Bisnis.com, JAKARTA – Negara-negara di Asia Tenggara termasuk Indonesia dinilai sangat keluar jalur dalam berinvestasi di sektor ramah lingkungan untuk mengurangi emisi. Untuk itu dibutuhkan kebijakan dan mekanisme keuangan yang baru untuk menjembatani negara-negara di Asia Tenggara tersebut.
Seperti dikutip dari Reuters, Senin (15/4/2024), Bain & Company dalam riset terbarunya yang disusun bersama GenZero, Standard Chartered Bank dan Temasek menyebutkan, konsumsi energi di wilayah ini diperkirakan tumbuh sebesar 40% pada dekade ini.
Selain itu, emisi karbon dioksida akibat pemanasan iklim masih terus meningkat, dan wilayah ini masih bergantung pada bahan bakar fosil.
Meskipun investasi ramah lingkungan tumbuh sebesar 20% tahun lalu, jumlah tersebut masih jauh dari kebutuhan sebesar US$1,5 triliun pada dekade ini. Semetara itu, emisi di 10 negara di Asia Tenggara dapat melampaui janji mereka pada tahun 2030 sebesar 32% jika mereka terus melanjutkan tren yang ada saat ini.
“Kami percaya bahwa percepatan upaya yang dilakukan oleh negara, perusahaan, dan investor sangat penting karena Asia Tenggara masih berada di luar jalur,” kata Kimberly Tan, Direktur Pelaksana GenZero, seperti dikutip dari Reuters.
Energi ramah lingkungan hanya menyumbang 10% dari total pasokan, dan subsidi bahan bakar fosil lima kali lebih tinggi dibandingkan investasi energi terbarukan.
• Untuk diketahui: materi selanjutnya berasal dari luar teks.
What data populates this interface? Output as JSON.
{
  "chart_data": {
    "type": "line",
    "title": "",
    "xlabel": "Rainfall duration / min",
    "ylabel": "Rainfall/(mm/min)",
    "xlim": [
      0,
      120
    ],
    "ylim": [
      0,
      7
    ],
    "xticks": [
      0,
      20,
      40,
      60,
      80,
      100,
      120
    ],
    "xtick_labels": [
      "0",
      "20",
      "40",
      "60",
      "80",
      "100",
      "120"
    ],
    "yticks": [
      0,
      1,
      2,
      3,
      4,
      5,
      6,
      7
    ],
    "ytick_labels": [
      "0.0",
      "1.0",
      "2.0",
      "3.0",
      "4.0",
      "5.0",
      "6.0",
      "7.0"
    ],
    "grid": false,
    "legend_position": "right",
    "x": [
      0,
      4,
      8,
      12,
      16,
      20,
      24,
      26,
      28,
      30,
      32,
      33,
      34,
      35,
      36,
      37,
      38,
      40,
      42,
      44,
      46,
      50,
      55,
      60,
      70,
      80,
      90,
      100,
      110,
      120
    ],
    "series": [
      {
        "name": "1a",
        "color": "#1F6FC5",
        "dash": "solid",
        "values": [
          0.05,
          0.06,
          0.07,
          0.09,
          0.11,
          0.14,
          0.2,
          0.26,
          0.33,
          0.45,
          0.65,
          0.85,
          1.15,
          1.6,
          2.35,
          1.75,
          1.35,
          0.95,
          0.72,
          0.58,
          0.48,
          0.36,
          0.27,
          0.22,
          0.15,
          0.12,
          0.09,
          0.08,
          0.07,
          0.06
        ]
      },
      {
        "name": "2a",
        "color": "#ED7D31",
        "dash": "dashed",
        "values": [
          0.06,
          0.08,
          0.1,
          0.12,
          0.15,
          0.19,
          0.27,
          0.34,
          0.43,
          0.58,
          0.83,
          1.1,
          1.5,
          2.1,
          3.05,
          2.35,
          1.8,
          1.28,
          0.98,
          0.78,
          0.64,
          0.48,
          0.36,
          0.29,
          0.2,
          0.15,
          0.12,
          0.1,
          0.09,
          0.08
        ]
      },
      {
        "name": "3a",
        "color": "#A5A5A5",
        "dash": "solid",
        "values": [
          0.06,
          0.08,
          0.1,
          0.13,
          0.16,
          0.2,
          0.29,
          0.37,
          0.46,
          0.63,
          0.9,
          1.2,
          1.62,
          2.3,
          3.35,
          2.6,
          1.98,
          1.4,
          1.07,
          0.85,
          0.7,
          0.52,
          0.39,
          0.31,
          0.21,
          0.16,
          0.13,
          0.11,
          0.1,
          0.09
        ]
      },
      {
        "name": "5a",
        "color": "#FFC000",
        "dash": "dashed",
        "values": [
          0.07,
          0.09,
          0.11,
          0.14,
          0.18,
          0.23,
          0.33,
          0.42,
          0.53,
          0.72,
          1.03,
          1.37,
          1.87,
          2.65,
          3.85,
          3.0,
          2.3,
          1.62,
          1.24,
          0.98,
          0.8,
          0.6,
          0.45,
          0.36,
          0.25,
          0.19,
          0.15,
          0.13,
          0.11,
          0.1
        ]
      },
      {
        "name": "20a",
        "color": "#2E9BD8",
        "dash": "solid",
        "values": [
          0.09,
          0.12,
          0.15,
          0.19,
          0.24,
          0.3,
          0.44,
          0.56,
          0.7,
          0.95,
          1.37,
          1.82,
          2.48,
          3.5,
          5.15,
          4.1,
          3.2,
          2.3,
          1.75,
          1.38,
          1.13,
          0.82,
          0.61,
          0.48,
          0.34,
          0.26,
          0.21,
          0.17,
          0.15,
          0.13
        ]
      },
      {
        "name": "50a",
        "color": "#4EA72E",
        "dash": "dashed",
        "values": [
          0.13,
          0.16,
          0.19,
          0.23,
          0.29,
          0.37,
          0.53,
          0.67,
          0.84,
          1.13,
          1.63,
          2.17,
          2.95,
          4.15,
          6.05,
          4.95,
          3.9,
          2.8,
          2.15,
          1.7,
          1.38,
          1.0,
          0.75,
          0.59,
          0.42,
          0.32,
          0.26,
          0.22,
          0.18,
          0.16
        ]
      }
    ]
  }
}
Biaya modal yang tinggi, serta peraturan jaringan listrik dan tarif yang tidak menentu, juga mempersulit pendanaan proyek energi terbarukan.
Baca Juga
Laporan tersebut menyatakan bahwa 60% pembangkit listrik tenaga batu bara di Asia Tenggara relatif baru, yang berarti bahwa pembangkit tersebut masih terikat dengan perjanjian pembelian jangka panjang dan komitmen pengembalian investasi. Alhasil, kondisi itu menjadikan pembangkit tersebut jauh lebih sulit untuk ditutup.
“Ada lebih dari US$1 triliun modal yang belum kembali di pembangkit listrik tenaga batu bara yang masih muda dan hal ini sebagian besar terjadi di Asia,” kata Tim Gould, Kepala Ekonom Energi di International Energy Agency (IEA).
Sementara itu, hanya empat dari 10 negara di kawasan ini yakni Indonesia, Malaysia, Singapura dan Vietnam, yang telah mencapai kemajuan dalam menentukan harga karbon.
Laporan tersebut menyerukan lebih banyak kebijakan dan insentif, kerja sama regional yang lebih besar, dan fokus berkelanjutan pada teknologi yang sudah dapat diterapkan.
“Kabar baiknya adalah Asia Tenggara masih sangat awal dalam perjalanan dekarbonisasi, sehingga mereka mendapat manfaat dari banyaknya upaya untuk mengurangi emisi saat ini,” kata Tan.
Laporan tersebut mengidentifikasi 13 “ide yang dapat diinvestasikan” yang dapat menghasilkan pendapatan sebesar US$150 miliar pada tahun 2030, termasuk pertanian berkelanjutan dan pembangkit listrik energi terbarukan berskala utilitas.
Menurut laporan yang dirilis pada April oleh Dewan Pembangunan Ekonomi Singapura dan konsultan McKinsey Asia Tenggara, Asia Tenggara adalah wilayah dengan kinerja terburuk kedua dalam hal investasi energi terbarukan, setelah Afrika Sub-Sahara.
Laporan tersebut mengatakan instalasi tenaga surya tahunan perlu ditingkatkan dari tingkat saat ini sebesar 5 gigawatt menjadi 35 GW selama periode 2030-2050 jika janji net-zero regional ingin dipenuhi.